Profiling, debugging, and full-stack system tuning are essential for maintaining efficient, reliable, and cost-effective LLM inference at scale. As model sizes grow toward multitrillion parameters, production clusters are scaling to hundreds of thousands-or even millions-of GPUs per deployment. At this scale, continuous codesign of software and hardware remains critical. Relying on hardware alone for performance improvements is no longer sufficient-especially as power is becoming a limiting factor. Both the software and hardware need to be codesigned and continuously tuned together-and at every layer in the stack.
优化的推理基础设施为最终用户提供快速响应时间、可预测和稳定的系统行为以及低运营成本。
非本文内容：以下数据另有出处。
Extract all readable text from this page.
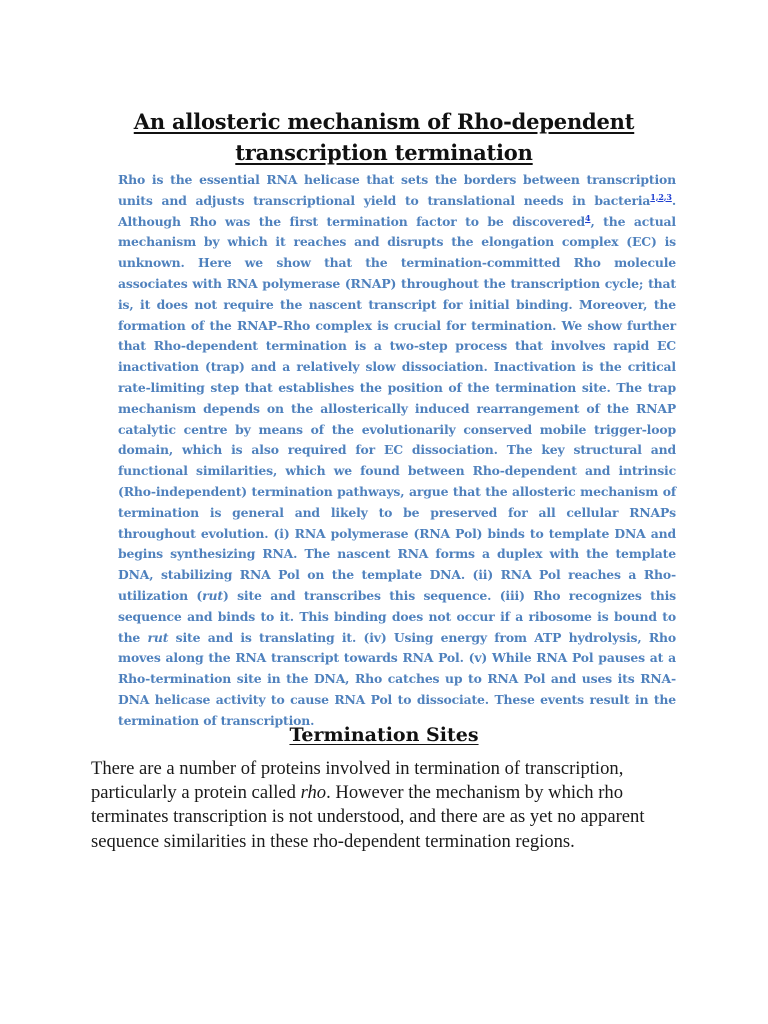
An allosteric mechanism of Rho-dependent
transcription termination

Rho is the essential RNA helicase that sets the borders between transcription units and adjusts transcriptional yield to translational needs in bacteria$^{1,2,3}$. Although Rho was the first termination factor to be discovered$^4$, the actual mechanism by which it reaches and disrupts the elongation complex (EC) is unknown. Here we show that the termination-committed Rho molecule associates with RNA polymerase (RNAP) throughout the transcription cycle; that is, it does not require the nascent transcript for initial binding. Moreover, the formation of the RNAP–Rho complex is crucial for termination. We show further that Rho-dependent termination is a two-step process that involves rapid EC inactivation (trap) and a relatively slow dissociation. Inactivation is the critical rate-limiting step that establishes the position of the termination site. The trap mechanism depends on the allosterically induced rearrangement of the RNAP catalytic centre by means of the evolutionarily conserved mobile trigger-loop domain, which is also required for EC dissociation. The key structural and functional similarities, which we found between Rho-dependent and intrinsic (Rho-independent) termination pathways, argue that the allosteric mechanism of termination is general and likely to be preserved for all cellular RNAPs throughout evolution. (i) RNA polymerase (RNA Pol) binds to template DNA and begins synthesizing RNA. The nascent RNA forms a duplex with the template DNA, stabilizing RNA Pol on the template DNA. (ii) RNA Pol reaches a Rho-utilization (rut) site and transcribes this sequence. (iii) Rho recognizes this sequence and binds to it. This binding does not occur if a ribosome is bound to the rut site and is translating it. (iv) Using energy from ATP hydrolysis, Rho moves along the RNA transcript towards RNA Pol. (v) While RNA Pol pauses at a Rho-termination site in the DNA, Rho catches up to RNA Pol and uses its RNA-DNA helicase activity to cause RNA Pol to dissociate. These events result in the termination of transcription.

Termination Sites

There are a number of proteins involved in termination of transcription, particularly a protein called rho. However the mechanism by which rho terminates transcription is not understood, and there are as yet no apparent sequence similarities in these rho-dependent termination regions.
只有这样,您才能交付服务于世界上最大和最强大模型的推理系统。
An optimized inference infrastructure provides fast response times for end users, predictable and stable system behavior, and low operational costs. Only then can you deliver inference systems that serve the largest and most powerful models in the world.
在接下来的章节中,我们将深入理解并优化现代LLM推理系统中计算、内存和网络最密集的部分:计算(预填充)KV缓存、与集群中所有工作器共享它,以及使用它生成(解码)新token。
In the next chapters, we will dive deep to understand and optimize the most compute, memory, and network intensive parts of modern LLM inference systems: calculating (prefilling) the KV cache, sharing it with all workers in cluster, and using it to generate (decode) new tokens.